ファイルへのアクセスを管理するには、[完全アクセス] アクセス権セットが割り当てられたアカウントでファイルを開く必要があります。

ファイルへのアクセスの許可:

  1. 保護対象のファイルを開きます。

  2. [ファイル] メニュー > [管理] > [セキュリティ...] を選択します。

  3. [詳細設定...] をクリックして、次に [ファイルアクセス] タブをクリックします。

  4. 目的

    操作

    他のファイルからの不要なアクセスに対するこのファイルの保護

    [このファイルへの参照の使用に完全アクセス権を要求する] を選択します。

    保護ファイルへの参照を現在開いているファイルがある場合、各ファイルに対して警告が表示され、保護ファイル側には相手ファイルを許可するか尋ねられます。[はい] をクリックします。

    認証ファイルがこのファイルと同じホスト上であることを要求

    [同じホスト上のファイルのみ] を選択します。

    このファイルがローカルにある場合、このファイルにアクセスするにはすべての認証ファイルもローカルにある必要があります。

    メモ  このオプションを正しく適用するには、現在のファイルおよびそれを開く権限を持つすべてのファイルを FileMaker 21.1 以上のクライアントで開く必要があります。最低バージョンを要求する場合は、ファイルオプションの設定を参照してください。

    ファイルの認証の解除

    認証を取り消すファイルを選択して [認証の解除] をクリックします。

    認証ファイルがクライアントで開かれている場合、認証解除はそのファイルが次回開かれるまでは有効になりません。

    アクセス制限の全面解除

    [このファイルへの参照の使用に完全アクセス権を要求する] の選択を解除します。

  5. 現在は開かれていない別のファイルを認証する場合は、[認証...] をクリックします。[ファイルを開く] ダイアログボックスで認証するファイル名を選択し、[開く] をクリックします。

    [完全アクセス権] を持つアカウント名とパスワードの入力を求められることがあります。

    重要  保護ファイルを参照するファイルを認証しない場合、参照は実行できません。

    認証されたファイルは、認証を受けた日時および認証に使用されたアカウントとともに [ファイルアクセス] 一覧に表示されます。

メモ 

  • 新規に作成されたファイルには、[ファイルアクセス] 一覧に表示されるそのファイル自体への参照が含まれています。これにより、[ファイルアクセス] 一覧に参照を手動で追加することなく、このファイルのデータソースがそれ自体を参照でき、コピーされたファイルまたはクローンファイルが相互に連携できます。このようなアクセスを防ぐには、この自己認証を取り除きます。

  • 認証済みファイルの名前を変更し、そのファイルが現在開かれている場合、[ファイルアクセス] 一覧では元の名前の横に新しい名前が表示されます。たとえば、「売上報告書」というファイルの名前を「実施報告書」に変更した場合、[ファイルアクセス] 一覧には「実施報告書 ; 売上報告書」と表示されます。

  • 保護ファイルが複製されている場合は認証ファイルの一覧表はそのまま維持されるため、上記のプロセスを繰り返す必要はありません。

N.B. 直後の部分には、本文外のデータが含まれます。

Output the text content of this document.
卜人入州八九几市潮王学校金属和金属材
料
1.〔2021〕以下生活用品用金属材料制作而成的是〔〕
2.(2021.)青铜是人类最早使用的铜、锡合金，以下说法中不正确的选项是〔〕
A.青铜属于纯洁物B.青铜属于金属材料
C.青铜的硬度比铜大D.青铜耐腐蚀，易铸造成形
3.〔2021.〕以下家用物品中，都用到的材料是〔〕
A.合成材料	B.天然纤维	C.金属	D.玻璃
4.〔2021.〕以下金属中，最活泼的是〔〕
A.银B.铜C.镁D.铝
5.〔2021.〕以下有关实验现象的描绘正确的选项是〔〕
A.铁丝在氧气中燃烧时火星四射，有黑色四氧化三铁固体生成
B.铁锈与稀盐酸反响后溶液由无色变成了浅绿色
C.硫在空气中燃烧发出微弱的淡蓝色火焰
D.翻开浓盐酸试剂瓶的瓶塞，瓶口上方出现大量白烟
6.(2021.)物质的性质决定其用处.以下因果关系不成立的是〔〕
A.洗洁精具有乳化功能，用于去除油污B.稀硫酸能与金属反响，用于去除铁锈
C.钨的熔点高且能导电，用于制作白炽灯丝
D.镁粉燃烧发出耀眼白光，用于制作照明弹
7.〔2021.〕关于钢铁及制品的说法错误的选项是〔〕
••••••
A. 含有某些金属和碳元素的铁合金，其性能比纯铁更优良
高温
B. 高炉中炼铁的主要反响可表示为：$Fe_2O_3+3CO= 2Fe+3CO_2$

    これは認証プロセスを繰り返す必要がないため便利ですが、保護ファイルを複製した場合はどちらも同じ ID になります。保護ファイルおよび保護ファイルにアクセスする両方のファイルを同じマルチファイルカスタム App で使用する場合、一方のファイルの ID をリセットして重複がないように固有 ID にする必要があります。保護ファイルの固有 ID をリセットするには、[すべてをリセット...] をクリックして、次に [はい] をクリックします。リセット後、保護ファイルへのアクセスを認証するすべてのファイルと、ファイルアクセスを認証していた保護ファイルを再認証する必要があります。

    重要  ID のリセットは、[詳細セキュリティ設定] ダイアログボックスで [キャンセル] をクリックしても元に戻すことはできません。